Cymbals, Gongs & Sounds
Depuis quelques années, Robert Paiste profitait d’une retraite bien méritée, tout en veillant aux destinées de son entreprise. Il s’est éteint à l’âge de 84 ans, après avoir su léguer son esprit novateur à ses héritiers, en premier lieu son fils Michael, en charge de la production, et à son neveu, Erik, fils de Toomas et directeur de l’entreprise. Ce perfectionniste a su également faire fructifier une passion, qu’il donnait en partage aux batteurs et qu’il résumait en une sobre devise inscrite en dessous du logo Paiste : « Cymbals, Gongs & Sounds ».

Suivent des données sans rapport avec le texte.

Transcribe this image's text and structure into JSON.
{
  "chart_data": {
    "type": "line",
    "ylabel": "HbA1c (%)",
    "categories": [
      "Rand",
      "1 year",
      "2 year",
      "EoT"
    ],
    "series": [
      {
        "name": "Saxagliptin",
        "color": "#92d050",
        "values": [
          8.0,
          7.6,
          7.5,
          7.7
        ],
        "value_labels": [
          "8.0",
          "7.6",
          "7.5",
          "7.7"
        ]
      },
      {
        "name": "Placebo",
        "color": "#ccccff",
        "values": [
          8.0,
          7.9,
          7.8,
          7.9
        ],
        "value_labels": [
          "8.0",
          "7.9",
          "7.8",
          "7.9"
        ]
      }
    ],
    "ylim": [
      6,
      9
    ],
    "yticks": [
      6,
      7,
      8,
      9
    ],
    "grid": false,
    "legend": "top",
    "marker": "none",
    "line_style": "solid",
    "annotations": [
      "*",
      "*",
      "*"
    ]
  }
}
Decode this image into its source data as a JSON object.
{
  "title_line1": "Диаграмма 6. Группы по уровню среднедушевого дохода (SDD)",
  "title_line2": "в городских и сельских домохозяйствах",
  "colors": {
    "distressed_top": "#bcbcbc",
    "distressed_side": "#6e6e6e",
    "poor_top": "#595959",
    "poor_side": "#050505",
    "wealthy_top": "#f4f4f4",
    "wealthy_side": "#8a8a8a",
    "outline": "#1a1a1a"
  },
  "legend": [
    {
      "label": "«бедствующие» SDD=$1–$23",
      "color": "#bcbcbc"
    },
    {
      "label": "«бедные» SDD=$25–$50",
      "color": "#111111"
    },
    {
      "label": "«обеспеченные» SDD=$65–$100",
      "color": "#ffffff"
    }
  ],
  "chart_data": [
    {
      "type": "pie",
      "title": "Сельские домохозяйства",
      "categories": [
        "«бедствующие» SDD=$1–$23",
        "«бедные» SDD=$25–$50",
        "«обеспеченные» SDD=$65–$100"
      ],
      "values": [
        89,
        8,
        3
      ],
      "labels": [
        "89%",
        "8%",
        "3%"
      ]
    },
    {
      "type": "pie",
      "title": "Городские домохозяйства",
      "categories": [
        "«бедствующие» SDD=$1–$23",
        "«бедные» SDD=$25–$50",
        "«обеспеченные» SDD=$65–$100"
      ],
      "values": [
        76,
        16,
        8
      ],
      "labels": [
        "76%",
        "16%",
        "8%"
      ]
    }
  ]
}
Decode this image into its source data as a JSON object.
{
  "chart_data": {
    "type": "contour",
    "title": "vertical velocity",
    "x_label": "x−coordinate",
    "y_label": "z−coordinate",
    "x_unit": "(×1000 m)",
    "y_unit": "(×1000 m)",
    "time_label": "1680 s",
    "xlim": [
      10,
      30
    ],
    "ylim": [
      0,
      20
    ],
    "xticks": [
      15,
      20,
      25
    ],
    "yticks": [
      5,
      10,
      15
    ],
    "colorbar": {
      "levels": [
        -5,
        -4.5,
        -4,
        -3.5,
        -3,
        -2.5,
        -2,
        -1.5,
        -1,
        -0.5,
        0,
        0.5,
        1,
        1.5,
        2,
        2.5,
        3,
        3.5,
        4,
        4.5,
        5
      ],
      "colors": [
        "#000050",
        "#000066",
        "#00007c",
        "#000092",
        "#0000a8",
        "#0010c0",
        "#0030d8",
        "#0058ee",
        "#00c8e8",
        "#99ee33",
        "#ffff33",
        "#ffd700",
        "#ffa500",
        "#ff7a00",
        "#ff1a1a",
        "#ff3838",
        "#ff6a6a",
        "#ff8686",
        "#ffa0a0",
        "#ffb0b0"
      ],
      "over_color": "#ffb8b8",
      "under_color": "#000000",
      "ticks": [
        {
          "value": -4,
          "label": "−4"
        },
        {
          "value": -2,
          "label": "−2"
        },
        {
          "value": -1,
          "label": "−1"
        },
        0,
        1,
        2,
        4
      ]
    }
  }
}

« Le son est vibration, et la vibration est énergie, déclarait cet homme inspiré autant par la musique que par la physique. L’énergie de la vie est vibration, tout comme les sons. Ainsi, pour nous, le son est une part d’une vérité profonde et fondamentale. Nous ne sommes pas les seuls à ressentir cela. Il y a tant de batteurs à l’esprit musical développé qui ressentent cette même émotion lorsqu’ils jouent leurs cymbales. Ce n’est pas seulement le son, c’est la vibration, le toucher, comment cela réagit et parle au batteur. C’est un sentiment merveilleux que de produire quelque chose, de le passer aux batteurs, et de les voir s’approprier cette même réponse. Il y a une grande vérité derrière tout cela. » •

 

Hommage
Durant mes dix années de collaboration avec Paiste, j’ai eu le plaisir de rencontrer Robert Paiste de nombreuses fois. Il m’a appris d’innombrables choses sur les cymbales, et j’ai eu la chance de pouvoir à plusieurs reprises partager un peu de son immense savoir lors du développement de nouvelles séries. C’était un homme affable, très réservé, toujours dans le respect des autres. Il était éclairé par sa passion pour les cymbales, immergé dans son univers de créateur de sonorités qui le transcendait. Il avait un immense respect pour les batteurs et les percussionnistes, et possédait ce côté fascinant et mystérieux de certains personnages mythiques détenteurs de grands secrets. Robert Paiste fait partie de ces personnages qui m’ont profondément marqué. Créateur passionné, il a vraiment innové et œuvré pour que les batteurs jouent sur des instruments dignes de ce nom.
Robert a rejoint Héphaïstos et sa forge sur le mont Olympe, et je suis certain que ce dernier l’a accueilli les bras ouverts, car faisant partie de la caste. Nul doute qu’il partagera avec lui un peu de son éternité.